Nursing documentation indicated a fingerstick blood sugar was obtained on Patient #1 at 1:15 PM.
The written Complaint indicated Patient #1 was brought a meal (lunch) tray over an hour after the fingerstick blood sugar was obtained.
The Manager of ES said the ED is the last area to receive meal trays.
Tag No.: A0701
Based on a tour conducted at 9:55 AM on 3/23/10, it was determined the ED was not being maintained in a manner that assures patient safety and well-being.
Findings included (but were not limited to):
The tour of the ED revealed a relatively new (opened in 2006) large department with 40+ treatment rooms, separate ambulatory and ambulance entrances, and flooring that was splattered with dark substances and littered with dust bunnies.
The tour also revealed:
> dusty stretchers in rooms #14, #20 and #21.

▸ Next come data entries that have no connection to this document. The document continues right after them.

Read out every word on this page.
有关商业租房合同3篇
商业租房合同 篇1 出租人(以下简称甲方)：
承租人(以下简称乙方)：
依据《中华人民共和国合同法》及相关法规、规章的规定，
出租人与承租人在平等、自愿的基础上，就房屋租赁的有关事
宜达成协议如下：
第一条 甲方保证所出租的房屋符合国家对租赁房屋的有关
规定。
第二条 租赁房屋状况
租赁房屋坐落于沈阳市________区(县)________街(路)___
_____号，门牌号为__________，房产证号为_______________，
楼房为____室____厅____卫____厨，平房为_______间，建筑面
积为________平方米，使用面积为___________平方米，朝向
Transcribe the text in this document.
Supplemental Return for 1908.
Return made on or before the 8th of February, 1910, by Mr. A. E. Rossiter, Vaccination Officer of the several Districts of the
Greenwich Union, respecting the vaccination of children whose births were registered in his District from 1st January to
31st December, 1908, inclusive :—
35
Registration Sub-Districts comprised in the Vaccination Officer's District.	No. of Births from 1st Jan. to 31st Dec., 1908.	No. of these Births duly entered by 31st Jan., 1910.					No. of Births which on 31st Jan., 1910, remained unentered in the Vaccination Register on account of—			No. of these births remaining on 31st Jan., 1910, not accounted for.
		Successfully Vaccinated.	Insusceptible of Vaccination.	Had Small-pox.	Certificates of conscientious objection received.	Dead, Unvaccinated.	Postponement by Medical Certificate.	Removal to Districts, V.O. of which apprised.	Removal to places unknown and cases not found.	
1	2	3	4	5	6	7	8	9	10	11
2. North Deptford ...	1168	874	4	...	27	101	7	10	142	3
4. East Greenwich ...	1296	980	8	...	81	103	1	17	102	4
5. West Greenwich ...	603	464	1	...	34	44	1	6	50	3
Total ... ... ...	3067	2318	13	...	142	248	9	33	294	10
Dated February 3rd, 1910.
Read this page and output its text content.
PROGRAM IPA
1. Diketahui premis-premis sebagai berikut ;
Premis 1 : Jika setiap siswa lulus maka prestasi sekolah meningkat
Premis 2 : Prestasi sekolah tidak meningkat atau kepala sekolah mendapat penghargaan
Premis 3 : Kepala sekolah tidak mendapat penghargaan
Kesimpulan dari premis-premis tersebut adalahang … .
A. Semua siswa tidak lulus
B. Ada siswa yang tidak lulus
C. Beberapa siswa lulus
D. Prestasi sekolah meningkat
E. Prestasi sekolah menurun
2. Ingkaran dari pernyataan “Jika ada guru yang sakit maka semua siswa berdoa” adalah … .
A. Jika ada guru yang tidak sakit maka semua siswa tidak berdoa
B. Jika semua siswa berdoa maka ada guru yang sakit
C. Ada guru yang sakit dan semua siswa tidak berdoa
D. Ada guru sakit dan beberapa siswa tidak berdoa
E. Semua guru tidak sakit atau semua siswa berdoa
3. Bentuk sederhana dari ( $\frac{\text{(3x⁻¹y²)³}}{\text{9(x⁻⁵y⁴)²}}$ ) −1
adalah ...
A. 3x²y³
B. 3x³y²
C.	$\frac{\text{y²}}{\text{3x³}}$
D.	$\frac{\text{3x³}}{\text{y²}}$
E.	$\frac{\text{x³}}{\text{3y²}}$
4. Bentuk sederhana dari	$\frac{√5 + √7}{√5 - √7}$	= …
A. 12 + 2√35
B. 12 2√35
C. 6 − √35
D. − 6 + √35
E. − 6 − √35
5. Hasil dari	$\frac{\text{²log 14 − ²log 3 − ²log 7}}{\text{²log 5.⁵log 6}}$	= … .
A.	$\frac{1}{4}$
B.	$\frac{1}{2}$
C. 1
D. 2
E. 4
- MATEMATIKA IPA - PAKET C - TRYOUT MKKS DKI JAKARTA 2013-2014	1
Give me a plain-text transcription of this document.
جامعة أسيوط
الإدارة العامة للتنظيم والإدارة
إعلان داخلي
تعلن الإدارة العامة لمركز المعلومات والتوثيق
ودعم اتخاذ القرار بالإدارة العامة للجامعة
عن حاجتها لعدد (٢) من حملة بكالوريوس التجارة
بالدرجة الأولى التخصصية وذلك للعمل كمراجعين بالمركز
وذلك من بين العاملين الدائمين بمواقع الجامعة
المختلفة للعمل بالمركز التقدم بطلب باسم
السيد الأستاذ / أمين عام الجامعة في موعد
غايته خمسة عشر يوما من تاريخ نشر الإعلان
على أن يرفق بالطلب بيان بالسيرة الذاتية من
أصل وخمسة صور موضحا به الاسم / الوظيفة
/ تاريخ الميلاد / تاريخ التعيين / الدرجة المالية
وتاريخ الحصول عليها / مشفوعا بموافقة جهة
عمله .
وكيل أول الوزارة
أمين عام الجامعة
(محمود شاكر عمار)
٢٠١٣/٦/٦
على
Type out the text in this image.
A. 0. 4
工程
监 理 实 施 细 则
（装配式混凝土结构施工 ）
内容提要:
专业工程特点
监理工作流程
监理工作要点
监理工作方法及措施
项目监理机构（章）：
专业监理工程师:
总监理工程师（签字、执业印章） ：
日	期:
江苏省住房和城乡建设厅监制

> foot stools splattered with dried, light and dark substances in the Zone 1 Medication Room and in rooms #14, #19 and #21.
> dusty metal rolling tables in rooms #17 and #19.
> waste cans splattered with dried, light and dark colored substances in rooms #17, #20, #21 and #23.
> dusty GYN exam tables in rooms #17 and #23.
> lower walls splattered with dried, dark colored substances in the Zone 1 bathroom and in rooms #20, #21 and #24.
> 5 dusty mobile computers (computers on wheels).
> 2 dusty EKG machines.
> a dusty GYN Cart, Precaution Cart and Open Thoracotomy Cart.
> dusty Ortho, Suture, Respiratory and Difficult Intubation Carts that were also splattered with dried, light and dark substances.
> dusty IV (supply) baskets and PAX screens/screen areas.
> that the walls, papers on the walls and the inside door of the Zone 1 Medication Room were splattered with dried substances in a variety of colors.
> sinks splattered with dried, light and dark substances in the Zone 2 Medication Room and the Restroom located near the Waiting Area.
> a Kitchenette refrigerator splattered with dried dark substances.
Tag No.: A1103
Based on interview and documentation review, it was determined a hospital bed was not made available to Patient #1; an ED patient who waited approximately 12 hours for an inpatient telemetry bed.
Findings included:
Please see Tag A 347 for information regarding Patient #1 and the ED care of Patient #1.
Medical record documentation indicated Patient #1 also had a history of back surgery.
The Manager of ES said hospital beds are not provided to ED patients with prolonged stays because the ED treatment rooms are not big enough for beds. The Manager of ES also said that as ED stretchers and/or stretcher mattresses are replaced, they are being replaced with thicker mattresses.
A tour of the ED revealed treatment rooms large enough to accommodate hospital beds.